2d. Congress shall also have the power to pro
hibit the introduction of slaves from any State not a member of, or territory not belonging to, this Confederacy.
3d. The privilege of the writ of habeas corpus shall not be suspended, unless when in cases of rebellion or invasion the public safety may require it.
4th. No bill of attainder, or ex post facto law, or law denying or imparting the right of property in negro slaves, shall be passed.
5th. No capitation or other direct tax shall be laid unless in proportion to the census or enumeration herein before directed to be taken.
6th. No tax or duty shall be laid on articles exported from any State except by a vote of twothirds of both Houses.
7th. No preference shall be given by any regulation of commerce or revenue to the ports of one State over those of another.
8th. No money shall be drawn from the treasury but in consequence of appropriations made by law, and a regular statement and account of the receipts and expenditures of all public money shall be published from time to time.
9th. Congress shall appropriate no money from the treasury except by a vote of two-thirds of both Houses—taken by yeas and nays, unless it be asked and estimated for by some one of the heads of depart
ments and submitted to Congress by the President, or for the purpose of paying its own expenses and contingencies or for the payment of claims against the Confederate States, the justice of which shall have been judicially declared by a tribunal for the investigation of claims against the Government, which is hereby made the duty of Congress to establish.
10th. All bills appropriating money shall specify in federal currency the exact amount of each appropriation and the purpose for which it is made, and Congress shall grant no extra compensation to any public contractor, officer, agent, or servant, after such contract shall have been made or such service rendered.
11th.
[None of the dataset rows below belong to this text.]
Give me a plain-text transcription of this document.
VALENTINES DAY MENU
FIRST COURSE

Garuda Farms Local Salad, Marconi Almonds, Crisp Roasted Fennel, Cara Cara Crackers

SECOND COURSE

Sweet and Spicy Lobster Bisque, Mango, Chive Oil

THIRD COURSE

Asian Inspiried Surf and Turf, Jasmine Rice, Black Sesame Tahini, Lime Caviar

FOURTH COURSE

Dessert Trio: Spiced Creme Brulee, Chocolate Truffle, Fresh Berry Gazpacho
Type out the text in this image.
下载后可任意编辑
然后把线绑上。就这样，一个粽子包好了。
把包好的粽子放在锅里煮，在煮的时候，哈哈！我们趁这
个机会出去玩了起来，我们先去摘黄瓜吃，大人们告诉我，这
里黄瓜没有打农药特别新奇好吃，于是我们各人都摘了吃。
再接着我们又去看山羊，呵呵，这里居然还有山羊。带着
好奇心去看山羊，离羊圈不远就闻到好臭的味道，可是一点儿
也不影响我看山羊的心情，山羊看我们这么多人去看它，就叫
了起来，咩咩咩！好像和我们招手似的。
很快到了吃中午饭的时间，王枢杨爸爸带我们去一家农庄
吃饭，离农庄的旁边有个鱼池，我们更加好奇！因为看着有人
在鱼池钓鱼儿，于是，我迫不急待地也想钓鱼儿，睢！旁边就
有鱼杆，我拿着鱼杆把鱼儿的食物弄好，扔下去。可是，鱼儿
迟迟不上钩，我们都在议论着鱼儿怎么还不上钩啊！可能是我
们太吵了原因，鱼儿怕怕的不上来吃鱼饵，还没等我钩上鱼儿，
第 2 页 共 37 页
No title of nobility shall be granted by the Confederate States, and no person holding any office of profit or trust under them shall, without the consent of the Congress, accept of any present, emoluments, office, or title of any kind whatever, from any king, prince, or foreign State.
12th. Congress shall make no law respecting an establishment of religion or prohibiting the free exercise thereof, or abridging the freedom of speech, or of the press, or the right of the people peaceably to assemble and petition the Government for redress of grievances.
13th. A well regulated militia being necessary to the security of a free State, the right of the people to keep and bear arms shall not be infringed.
14th. No soldier shall in time of peace be quartered in any house without the consent of the owner, nor in time of war but in a manner prescribed by law.
15th. The right of the people to be secure in their persons, houses, papers, and against unreasonable searches and seizures, shall not be violated, and no warrant shall issue but upon probable cause, supported by oath or affirmation, and particularly describing the place to be searched and the person or things to be seized.'
16th. No person shall be held to answer for a capital or otherwise infamous crime, unless on a presentment or indictment of a grand jury, except in cases arising in the land or naval forces or in the militia, when in actual service in time of war or public danger, nor shall any person be subject for the same offence to be twice put in jeopardy of life or limb, nor be compelled in any criminal case to be a witness against himself, nor be deprived of life, liberty, or property without due process of law, nor shall any private property be taken for public use without just compensation.